Meterai Rp 10.000 akan menjadi bea meterai yang baru. Pajak atas dokumen yang baru ini menggantikan bea meterai sebelumnya Rp 6.000 dan Rp 3.000.

Aturan terkait bea meterai tersebut ada dalam Undang-undang Nomor 10 Tahun 2020. Dalam UU yang diteken 26 Oktober 2020 itu tarif bea meterai sebesar Rp 10.000. Bea meterai baru tersebut mulai berlaku pada tahun ini.

Lalu dokumen apa saja yang wajib pakai meterai Rp 10.000 ini?
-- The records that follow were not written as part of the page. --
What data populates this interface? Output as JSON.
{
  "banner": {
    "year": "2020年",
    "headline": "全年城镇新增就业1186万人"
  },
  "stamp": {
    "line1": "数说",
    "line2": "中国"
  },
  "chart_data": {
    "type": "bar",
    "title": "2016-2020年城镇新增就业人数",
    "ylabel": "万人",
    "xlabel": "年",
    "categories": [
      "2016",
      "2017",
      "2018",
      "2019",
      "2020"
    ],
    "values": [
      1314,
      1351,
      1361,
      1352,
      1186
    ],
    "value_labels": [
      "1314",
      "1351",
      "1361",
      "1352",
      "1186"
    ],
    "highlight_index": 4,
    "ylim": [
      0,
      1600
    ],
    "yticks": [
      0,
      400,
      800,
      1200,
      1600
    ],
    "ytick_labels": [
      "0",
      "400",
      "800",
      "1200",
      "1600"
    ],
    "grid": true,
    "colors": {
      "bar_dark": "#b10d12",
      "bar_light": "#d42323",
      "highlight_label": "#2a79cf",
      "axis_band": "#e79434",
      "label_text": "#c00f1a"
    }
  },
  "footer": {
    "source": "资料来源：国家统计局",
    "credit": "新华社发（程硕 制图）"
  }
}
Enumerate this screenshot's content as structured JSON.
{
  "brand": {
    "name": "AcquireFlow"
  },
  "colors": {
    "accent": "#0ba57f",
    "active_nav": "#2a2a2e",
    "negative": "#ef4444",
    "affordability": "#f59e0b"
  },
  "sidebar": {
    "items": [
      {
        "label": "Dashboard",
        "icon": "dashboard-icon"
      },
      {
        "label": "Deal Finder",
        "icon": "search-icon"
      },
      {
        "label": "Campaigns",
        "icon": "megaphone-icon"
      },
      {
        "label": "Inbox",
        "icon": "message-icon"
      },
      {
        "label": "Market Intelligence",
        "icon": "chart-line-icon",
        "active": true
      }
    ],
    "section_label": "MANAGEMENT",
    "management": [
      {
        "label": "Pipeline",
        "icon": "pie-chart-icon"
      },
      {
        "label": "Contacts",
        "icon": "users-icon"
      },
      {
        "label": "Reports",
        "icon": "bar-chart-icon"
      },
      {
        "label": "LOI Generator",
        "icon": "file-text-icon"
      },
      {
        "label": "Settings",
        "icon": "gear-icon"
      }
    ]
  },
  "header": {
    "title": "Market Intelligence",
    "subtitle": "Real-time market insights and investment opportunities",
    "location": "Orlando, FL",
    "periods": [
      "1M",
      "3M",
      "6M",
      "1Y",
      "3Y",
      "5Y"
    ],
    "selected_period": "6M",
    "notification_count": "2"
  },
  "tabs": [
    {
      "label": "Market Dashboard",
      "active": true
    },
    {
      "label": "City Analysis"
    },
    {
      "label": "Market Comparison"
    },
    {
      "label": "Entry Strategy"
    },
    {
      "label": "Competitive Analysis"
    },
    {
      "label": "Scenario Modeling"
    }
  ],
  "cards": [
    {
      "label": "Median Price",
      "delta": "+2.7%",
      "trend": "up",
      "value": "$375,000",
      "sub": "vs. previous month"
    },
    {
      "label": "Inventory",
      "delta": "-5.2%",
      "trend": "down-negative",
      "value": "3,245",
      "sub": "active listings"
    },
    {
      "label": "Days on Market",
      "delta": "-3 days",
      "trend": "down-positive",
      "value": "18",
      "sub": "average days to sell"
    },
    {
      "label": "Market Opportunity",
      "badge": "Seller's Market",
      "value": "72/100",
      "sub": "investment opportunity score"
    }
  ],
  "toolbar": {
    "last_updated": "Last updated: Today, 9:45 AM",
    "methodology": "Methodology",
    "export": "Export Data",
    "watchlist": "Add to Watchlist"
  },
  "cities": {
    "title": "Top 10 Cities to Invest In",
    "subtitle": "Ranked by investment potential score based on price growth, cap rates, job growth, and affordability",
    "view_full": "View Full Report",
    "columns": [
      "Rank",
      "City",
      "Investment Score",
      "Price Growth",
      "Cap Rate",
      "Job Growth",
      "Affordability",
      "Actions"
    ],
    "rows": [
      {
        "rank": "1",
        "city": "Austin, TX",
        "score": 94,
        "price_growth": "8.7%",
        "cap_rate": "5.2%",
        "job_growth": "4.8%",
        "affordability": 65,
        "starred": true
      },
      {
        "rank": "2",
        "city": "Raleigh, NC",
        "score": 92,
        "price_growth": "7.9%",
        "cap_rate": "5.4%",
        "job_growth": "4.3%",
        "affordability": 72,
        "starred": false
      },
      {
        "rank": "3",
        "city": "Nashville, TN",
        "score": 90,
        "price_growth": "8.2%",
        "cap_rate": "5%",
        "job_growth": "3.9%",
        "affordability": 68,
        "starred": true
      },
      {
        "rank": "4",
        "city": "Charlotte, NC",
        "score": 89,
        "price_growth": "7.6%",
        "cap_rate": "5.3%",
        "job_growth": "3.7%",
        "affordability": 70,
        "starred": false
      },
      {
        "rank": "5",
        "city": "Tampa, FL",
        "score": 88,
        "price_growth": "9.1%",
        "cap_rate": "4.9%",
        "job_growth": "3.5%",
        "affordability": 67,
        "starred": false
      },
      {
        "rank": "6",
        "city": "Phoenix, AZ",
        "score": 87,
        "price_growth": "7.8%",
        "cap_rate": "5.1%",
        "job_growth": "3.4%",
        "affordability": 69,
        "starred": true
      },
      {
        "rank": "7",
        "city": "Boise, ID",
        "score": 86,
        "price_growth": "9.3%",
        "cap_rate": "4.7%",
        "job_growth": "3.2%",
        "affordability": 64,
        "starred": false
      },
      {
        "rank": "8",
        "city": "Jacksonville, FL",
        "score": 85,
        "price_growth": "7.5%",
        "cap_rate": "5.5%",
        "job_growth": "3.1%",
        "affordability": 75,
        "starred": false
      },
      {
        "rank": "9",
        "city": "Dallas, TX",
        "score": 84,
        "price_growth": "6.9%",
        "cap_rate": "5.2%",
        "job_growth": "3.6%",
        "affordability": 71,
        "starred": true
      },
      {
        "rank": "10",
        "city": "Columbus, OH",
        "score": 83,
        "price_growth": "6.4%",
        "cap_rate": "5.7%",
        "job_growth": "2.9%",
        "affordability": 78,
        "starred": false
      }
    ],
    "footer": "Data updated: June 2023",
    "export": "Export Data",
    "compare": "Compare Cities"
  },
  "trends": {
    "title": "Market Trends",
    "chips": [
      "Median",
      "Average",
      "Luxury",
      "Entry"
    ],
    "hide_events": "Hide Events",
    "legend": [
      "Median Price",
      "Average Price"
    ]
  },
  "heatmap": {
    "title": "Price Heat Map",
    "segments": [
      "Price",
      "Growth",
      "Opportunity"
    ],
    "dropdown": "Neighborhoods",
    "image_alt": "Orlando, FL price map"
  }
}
Dikutip dari UU Nomor 10 Tahun 2020, bea meterai Rp 10.000 dikenakan atas dokumen:

– surat perjanjian, surat keterangan, surat pernyataan, atau surat lainnya yang sejenis, beserta rangkapnya;
– akta notaris beserta grosse, salinan, dan kutipannya;
– akta Pejabat Pembuat Akta Tanah beserta salinan dan kutipannya;
– surat berharga dengan nama dan dalam bentuk apapun;
– Dokumen transaksi surat berharga, termasuk Dokumen transaksi kontrak berjangka, dengan nama dan dalam bentuk apa pun;
– Dokumen lelang yang berupa kutipan risalah lelang, minuta risalah lelang, salinan risalah lelang, dan grosse risalah lelang;
– Dokumen yang menyatakan jumlah uang dengan nilai nominal lebih dari Rp5.000.000,00 (lima juta rupiah) yang:
1. menyebutkan penerimaan uang; atau
2. berisi pengakuan bahwa utang seluruhnya atau sebagiannya telah dilunasi atau diperhitungkan;
– Dokumen lain yang ditetapkan dengan Peraturan Pemerintah.

Selain itu bea meterai Rp 10.000 juga dikenakan atas dokumen yang digunakan sebagai alat bukti di pengadilan.

Untuk diketahui nantinya bea meterai juga tersedia dalam bentuk digital atau elektronik. Pasalnya perkembangan ekonomi digital menyebabkan adanya peralihan penggunaan dokumen kertas ke dokumen elektronik.

Berdasarkan UU Informasi & Transaksi Elektronik (ITE), kedudukan dokumen elektronik disamakan dengan dokumen kertas. Hanya saja dokumen elektronik tidak tercakup dalam UU Bea Meterai yang dibuat tahun 1985.

“Banyak transaksi yang belum ter-capture dalam perkembangan teknologi. Ini untuk menghindari ketimpangan, atau justru tidak adanya equal treatment bagi dokumen fisik yang selama ini patuh bea meterai, yang dokumen elektronik. Ini menjadi seolah-olah tidak dikenakan bea meterai,” ujar Staf Khusus Menteri Keuangan Yustinus Prastowo beberapa waktu lalu.

Direktur Teknologi Informasi dan Komunikasi DJP Kemenkeu Iwan Djuniardi menjelaskan, untuk membeli meterai elektronik (e-meterai) ini caranya seperti membeli pulsa.

“E-meterai seperti pulsa. Jadi ada code generator yang dibuat 1 sistem. Nah code generator ini yang akan nanti disalurkan melalui channeling. Code generator akan diisikan semacam wallet, di mana itu akan berisi total nilai meterai yang sudah dibayar,” kata Iwan.

Informasi lainnya, dengan dirilisnya Meterai Rp 10.000 berarti meterai Rp 3.000 dan meterai Rp 6.000 sudah tak lagi dicetak lagi. Namun, kedua meterai lama ini masih bisa digunakan sampai akhir 2021 mendatang.